Both, processing the input and producing the parse tree in 'natural' direction ensures that at every
point during parsing you can see where you came from and what you want to derive next. parol's
parse stack contains 'End of Production' markers which reflect the 'call hierarchy' of productions.
This tremendously helps to put your language processing into operation. In contrast, anyone who has ever debugged a LR parser will remember the effect of 'coming out of nowhere'.
Although LL grammars are known to be less powerful than LR grammars many use cases exist where LL grammars are sufficient. By supporting more than one lookahead token the abilities of traditional LR(1) grammars and LL(k) grammars become more and more indistinct.
Why should you use parol?
parol is simple. You can actually understand all parts of it without broader knowledge in parsing
theory.
parol is fast. The use of deterministic automata ensures a minimal overhead during parsing, no
backtracking needed.
parol is a true LL(k) parser. You won't find much working LL(k) parsers out there.
parol generates beautiful code that is easy to read which fosters debugging.
parol is young. Although this might be a problem some times, especially regarding the stability of
the API, the best is yet to come.
parol is actively developed.
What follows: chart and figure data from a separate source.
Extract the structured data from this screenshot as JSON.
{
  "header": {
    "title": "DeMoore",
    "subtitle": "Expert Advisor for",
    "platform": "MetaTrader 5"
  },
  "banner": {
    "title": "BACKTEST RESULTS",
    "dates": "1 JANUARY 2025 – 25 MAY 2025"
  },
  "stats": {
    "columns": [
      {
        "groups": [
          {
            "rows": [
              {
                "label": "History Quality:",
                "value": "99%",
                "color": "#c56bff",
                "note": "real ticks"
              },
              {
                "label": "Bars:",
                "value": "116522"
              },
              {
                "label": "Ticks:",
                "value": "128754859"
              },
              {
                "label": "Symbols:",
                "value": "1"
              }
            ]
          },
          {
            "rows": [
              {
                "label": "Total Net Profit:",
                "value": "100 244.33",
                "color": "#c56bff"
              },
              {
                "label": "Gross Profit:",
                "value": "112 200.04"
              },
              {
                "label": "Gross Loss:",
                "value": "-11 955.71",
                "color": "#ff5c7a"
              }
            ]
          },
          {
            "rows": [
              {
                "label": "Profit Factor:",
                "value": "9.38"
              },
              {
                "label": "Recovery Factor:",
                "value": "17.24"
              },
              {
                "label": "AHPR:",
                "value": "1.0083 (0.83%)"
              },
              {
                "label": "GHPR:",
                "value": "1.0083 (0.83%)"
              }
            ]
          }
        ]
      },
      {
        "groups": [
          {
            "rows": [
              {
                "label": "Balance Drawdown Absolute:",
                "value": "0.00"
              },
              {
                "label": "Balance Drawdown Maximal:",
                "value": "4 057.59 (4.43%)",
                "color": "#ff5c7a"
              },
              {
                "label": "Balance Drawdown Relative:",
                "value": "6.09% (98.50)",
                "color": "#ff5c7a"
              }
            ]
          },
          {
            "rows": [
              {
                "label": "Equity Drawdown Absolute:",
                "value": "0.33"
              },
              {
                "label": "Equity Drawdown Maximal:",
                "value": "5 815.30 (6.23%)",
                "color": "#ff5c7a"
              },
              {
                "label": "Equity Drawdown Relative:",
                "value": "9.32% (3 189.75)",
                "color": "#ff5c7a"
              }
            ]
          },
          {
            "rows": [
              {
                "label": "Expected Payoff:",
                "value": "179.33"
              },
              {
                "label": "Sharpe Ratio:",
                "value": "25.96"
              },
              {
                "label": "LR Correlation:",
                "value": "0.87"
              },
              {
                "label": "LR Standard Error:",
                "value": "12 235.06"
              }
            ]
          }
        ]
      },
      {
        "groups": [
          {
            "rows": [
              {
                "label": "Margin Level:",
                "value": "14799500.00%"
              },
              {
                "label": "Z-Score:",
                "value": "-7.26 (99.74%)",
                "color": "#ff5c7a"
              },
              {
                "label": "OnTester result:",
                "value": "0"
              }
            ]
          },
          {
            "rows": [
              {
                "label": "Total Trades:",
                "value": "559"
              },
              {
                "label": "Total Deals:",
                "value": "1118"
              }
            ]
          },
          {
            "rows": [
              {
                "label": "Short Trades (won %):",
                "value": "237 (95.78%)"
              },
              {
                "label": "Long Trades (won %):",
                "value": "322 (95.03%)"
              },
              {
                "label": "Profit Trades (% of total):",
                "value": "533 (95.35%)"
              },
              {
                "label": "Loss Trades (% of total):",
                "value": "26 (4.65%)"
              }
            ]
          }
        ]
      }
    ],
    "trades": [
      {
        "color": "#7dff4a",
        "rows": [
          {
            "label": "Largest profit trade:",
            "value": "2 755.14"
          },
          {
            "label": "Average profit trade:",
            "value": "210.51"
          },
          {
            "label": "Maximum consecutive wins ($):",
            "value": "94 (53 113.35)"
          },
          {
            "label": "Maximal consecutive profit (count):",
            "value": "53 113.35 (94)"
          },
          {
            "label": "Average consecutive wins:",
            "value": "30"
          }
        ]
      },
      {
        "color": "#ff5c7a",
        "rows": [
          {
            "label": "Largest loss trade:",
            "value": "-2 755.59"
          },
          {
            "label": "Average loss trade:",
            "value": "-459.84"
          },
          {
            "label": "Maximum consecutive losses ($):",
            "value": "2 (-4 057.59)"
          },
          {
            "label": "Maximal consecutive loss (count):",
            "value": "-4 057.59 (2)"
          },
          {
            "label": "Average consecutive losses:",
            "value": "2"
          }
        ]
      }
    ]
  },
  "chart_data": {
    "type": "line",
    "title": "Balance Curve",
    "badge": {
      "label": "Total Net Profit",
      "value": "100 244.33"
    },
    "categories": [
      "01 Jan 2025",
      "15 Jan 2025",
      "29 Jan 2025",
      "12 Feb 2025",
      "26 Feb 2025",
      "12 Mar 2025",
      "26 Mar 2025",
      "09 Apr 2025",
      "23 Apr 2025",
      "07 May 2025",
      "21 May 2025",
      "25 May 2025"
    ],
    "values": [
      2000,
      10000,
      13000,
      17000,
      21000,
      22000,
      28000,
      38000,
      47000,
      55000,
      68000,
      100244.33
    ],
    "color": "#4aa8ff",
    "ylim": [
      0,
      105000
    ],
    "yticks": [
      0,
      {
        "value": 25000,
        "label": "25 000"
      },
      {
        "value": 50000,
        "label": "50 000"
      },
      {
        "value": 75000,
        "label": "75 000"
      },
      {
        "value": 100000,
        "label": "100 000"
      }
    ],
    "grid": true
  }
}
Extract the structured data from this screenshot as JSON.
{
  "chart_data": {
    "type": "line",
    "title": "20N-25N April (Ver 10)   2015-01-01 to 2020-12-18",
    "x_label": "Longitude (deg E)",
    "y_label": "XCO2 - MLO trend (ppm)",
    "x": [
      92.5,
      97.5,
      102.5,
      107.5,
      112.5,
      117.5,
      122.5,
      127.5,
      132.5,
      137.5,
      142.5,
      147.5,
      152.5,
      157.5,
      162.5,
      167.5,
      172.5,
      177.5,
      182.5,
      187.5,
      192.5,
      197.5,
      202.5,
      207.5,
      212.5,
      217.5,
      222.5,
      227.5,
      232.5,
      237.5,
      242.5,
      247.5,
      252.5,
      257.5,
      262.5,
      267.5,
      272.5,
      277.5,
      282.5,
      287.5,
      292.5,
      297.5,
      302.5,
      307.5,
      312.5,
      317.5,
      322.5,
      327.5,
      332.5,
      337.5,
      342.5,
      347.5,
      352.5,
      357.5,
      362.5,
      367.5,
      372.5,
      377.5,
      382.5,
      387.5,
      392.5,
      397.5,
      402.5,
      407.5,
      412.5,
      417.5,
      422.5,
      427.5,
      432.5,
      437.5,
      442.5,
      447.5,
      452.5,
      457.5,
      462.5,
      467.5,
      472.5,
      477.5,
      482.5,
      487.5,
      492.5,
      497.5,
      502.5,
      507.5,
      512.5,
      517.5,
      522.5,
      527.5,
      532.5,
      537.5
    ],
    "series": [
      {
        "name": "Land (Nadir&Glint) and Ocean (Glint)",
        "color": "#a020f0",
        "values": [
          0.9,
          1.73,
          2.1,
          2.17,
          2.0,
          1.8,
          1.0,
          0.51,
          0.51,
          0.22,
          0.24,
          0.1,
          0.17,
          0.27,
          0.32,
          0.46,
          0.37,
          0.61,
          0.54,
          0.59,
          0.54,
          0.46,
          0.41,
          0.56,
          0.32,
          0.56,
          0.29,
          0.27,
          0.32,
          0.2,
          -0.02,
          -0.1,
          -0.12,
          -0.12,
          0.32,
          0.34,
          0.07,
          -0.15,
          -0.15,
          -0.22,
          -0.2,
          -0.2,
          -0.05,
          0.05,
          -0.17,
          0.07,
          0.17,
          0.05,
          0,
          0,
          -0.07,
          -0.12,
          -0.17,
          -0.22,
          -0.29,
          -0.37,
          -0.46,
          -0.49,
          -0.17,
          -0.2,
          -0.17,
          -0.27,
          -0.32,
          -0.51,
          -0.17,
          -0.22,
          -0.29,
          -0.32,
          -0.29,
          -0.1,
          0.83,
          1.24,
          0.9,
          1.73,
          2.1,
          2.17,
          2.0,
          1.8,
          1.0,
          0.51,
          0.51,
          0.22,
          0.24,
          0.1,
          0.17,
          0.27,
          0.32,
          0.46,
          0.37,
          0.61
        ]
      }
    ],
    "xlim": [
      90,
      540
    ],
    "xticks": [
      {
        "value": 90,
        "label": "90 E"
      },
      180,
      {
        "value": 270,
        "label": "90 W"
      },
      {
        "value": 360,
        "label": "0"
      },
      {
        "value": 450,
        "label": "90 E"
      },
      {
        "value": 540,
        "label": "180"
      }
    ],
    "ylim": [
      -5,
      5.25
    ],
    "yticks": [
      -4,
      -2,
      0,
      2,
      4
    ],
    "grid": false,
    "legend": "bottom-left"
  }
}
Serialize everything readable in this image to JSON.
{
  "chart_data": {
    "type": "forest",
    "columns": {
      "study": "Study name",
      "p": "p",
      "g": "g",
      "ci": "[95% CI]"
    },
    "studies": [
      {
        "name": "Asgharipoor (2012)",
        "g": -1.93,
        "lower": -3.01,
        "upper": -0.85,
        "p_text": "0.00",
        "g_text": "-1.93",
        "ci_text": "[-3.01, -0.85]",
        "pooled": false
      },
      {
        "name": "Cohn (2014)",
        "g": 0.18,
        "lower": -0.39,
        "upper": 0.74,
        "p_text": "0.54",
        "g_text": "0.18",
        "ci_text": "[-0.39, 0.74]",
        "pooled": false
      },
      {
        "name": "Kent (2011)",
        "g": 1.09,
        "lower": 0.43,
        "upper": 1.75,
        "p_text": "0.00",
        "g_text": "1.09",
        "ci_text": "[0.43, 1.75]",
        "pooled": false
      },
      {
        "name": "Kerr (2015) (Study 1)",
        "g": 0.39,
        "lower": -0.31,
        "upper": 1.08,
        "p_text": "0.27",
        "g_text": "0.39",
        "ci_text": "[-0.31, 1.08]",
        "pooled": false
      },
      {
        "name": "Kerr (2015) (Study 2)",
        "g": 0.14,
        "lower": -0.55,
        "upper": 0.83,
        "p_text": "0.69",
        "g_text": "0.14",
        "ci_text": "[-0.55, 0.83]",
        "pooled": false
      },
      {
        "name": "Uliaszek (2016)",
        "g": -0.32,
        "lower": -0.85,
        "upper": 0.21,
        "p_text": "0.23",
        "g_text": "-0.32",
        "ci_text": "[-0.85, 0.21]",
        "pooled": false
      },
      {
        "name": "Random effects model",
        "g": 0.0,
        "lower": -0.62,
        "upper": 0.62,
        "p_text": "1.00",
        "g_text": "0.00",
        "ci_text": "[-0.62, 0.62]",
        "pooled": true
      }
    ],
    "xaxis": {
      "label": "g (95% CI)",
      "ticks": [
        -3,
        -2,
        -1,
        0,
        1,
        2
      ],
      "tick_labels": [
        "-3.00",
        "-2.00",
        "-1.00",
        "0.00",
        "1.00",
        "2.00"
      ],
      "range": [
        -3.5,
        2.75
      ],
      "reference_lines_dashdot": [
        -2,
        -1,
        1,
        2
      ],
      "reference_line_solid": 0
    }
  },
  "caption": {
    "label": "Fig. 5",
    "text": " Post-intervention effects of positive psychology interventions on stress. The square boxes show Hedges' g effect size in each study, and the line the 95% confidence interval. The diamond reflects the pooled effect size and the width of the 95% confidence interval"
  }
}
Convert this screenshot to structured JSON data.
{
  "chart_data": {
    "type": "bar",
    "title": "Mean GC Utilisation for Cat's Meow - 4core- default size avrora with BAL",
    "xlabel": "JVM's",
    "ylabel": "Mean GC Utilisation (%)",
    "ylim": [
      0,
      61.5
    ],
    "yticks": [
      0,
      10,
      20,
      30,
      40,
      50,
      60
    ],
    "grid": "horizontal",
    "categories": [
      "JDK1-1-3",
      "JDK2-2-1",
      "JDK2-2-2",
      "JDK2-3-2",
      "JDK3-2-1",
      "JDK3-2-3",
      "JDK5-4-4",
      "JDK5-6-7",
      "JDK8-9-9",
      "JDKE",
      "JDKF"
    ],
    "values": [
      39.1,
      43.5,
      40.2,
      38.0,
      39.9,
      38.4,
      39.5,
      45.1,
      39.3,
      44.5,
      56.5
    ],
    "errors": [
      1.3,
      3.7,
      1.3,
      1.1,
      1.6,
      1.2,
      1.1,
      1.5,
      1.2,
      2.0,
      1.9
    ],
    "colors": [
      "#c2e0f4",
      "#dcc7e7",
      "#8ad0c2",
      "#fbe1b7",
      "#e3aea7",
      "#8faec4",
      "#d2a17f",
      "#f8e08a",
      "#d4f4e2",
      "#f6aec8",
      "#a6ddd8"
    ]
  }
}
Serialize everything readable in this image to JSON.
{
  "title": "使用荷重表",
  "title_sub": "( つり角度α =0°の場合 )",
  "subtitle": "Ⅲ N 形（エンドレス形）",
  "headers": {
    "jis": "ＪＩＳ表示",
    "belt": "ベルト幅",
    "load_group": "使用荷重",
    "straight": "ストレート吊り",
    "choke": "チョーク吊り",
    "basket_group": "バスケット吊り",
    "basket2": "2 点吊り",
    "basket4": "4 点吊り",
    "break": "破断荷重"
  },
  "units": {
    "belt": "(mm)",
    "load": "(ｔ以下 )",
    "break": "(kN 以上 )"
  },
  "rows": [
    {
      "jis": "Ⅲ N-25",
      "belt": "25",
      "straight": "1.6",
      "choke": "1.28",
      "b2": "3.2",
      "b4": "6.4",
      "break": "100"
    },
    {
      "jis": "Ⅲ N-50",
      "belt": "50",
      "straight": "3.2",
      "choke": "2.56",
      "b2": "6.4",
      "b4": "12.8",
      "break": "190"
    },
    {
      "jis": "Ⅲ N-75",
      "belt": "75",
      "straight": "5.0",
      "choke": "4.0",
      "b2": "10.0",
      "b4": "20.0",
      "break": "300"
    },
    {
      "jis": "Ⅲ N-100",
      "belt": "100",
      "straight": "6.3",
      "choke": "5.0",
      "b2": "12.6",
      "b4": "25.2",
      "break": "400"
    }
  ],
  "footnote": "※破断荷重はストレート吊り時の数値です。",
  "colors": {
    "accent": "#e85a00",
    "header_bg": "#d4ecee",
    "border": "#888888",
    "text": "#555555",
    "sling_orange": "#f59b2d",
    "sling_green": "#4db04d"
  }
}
Thus new features are likely to be added as the need arises.
Documentation
Examples
This project contains some introductory grammar examples from entry level up to a more complex C-like expression language and an acceptor for Oberon-0 grammar.
A complete Oberon-2 acceptor generated by parol can be found in the examples of this
repository.
A rudimentary Basic interpreter strives to mimic a small part of C64 Basic.
I also provide a JSON Parser.
C# examples are available as calc_csharp and json_parser_csharp.
parol's input language processing is an additional and very practical example.